You don't actually have to destroy the file snapshot to reprodce this. Doing
umount -f /tank/test/.zfs/snapshot/6
has the same issue.
You don't see the problem on snapshots that have not been accessed or on file systems. Indeed even if a file system has a mounted snapshot that has been accessed, which would be slow to unmount, unmointing the file system (tank/test in this case) which implies an unmount of /tank/test/.zfs/snapshot/6 is fast:
v4u-880k-gmp03 524 # zfs snapshot tank/test@6
v4u-880k-gmp03 525 # time tar cf /dev/null /tank/test/.zfs/snapshot/6
tar: /tank/test/.zfs/snapshot/6/usr/jdk/instances/jdk1.5.0/jre/lib/sparc/cpu/sparcv9+vis/sparcv9/libclib_jiio.so: symbolic link too long
tar: /tank/test/.zfs/snapshot/6/usr/jdk/instances/jdk1.5.0/jre/lib/sparc/cpu/sparcv9+vis2/sparcv9/libclib_jiio.so: symbolic link too long
real 3m19.31s
user 0m12.59s
sys 0m56.69s
v4u-880k-gmp03 526 # pwd
/
v4u-880k-gmp03 527 # time umount /tank/test
real 0m2.90s
user 0m0.01s
sys 0m2.88s
v4u-880k-gmp03 528 #
Work Around
cd into the mountpoint of the filesystem for which this snapshot is being deleted and then attempt to unmount the file system. The unmount will fail as the file system is busy but the subsequent unmount or destroy of
v4u-880k-gmp03 519 # zfs snapshot tank/test@6
v4u-880k-gmp03 520 # time tar cf /dev/null /tank/test/.zfs/snapshot/6
tar: /tank/test/.zfs/snapshot/6/usr/jdk/instances/jdk1.5.0/jre/lib/sparc/cpu/sparcv9+vis/sparcv9/libclib_jiio.so: symbolic link too long
tar: /tank/test/.zfs/snapshot/6/usr/jdk/instances/jdk1.5.0/jre/lib/sparc/cpu/sparcv9+vis2/sparcv9/libclib_jiio.so: symbolic link too long
real 3m18.98s
user 0m12.62s
sys 0m56.57s
v4u-880k-gmp03 521 # (cd $(zfs list -H -o mountpoint tank/test) && umount $(/bin/pwd) )

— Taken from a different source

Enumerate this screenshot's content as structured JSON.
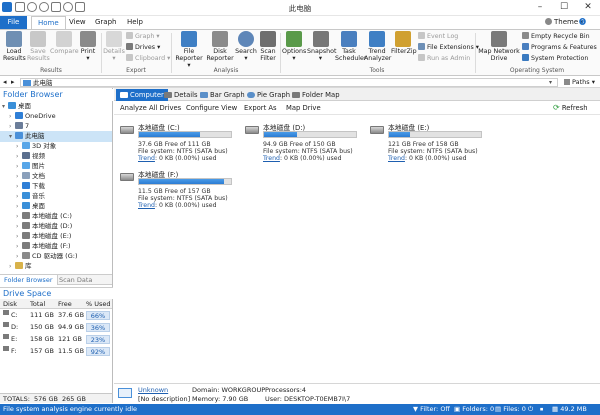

cannot unmount '/tank/test': Device busy
v4u-880k-gmp03 522 # time zfs destroy tank/test@6
real 0m0.18s
user 0m0.01s
sys 0m0.02s
v4u-880k-gmp03 523 #
From the customer using the work-around:
"Yes this works, but you might want to document the work-around to
indicate that if the filesystem is shared, the umount seems to
make it unshared and that a "zfs share filesystem" command need to
be executed. I found out the hard way."
From CR 6537472
Use this script to unmount
#!/bin/ksh -p
zfs unmount $1 || [[ $(zfs get -Ho value sharenfs $1) == "off" ]] || zfs share $1
Workaround (same as above, but little refined)
----------
Before you do the 'zfs destroy <snapshot>' operation, do below
mentioned steps:
1) 'cd' to the mountpoint of the filesystem.
2) 'unmount' the filesystem. This will fail as "Device busy". Ignore
the error message.
For example, assume you have a zfs file system 'foo' in zpool 'tank'
and a snapshot 'weekly'.
# zfs list -t snapshot
NAME USED AVAIL REFER MOUNTPOINT
tank/foo@weekly 22.0M - 79.0M -
#
To destroy the above snapshot 'tank/foo@weekly' do like this:
# pwd
/
# cd /tank/foo
# umount /tank/foo
cannot unmount '/tank/foo': Device busy
# cd -
# pwd
/
# zfs destroy tank/foo@weekly
#
Measure the time taken for 'zfs destroy' and compare with the results
without this workaround. And let me also know whether is there any
improvement.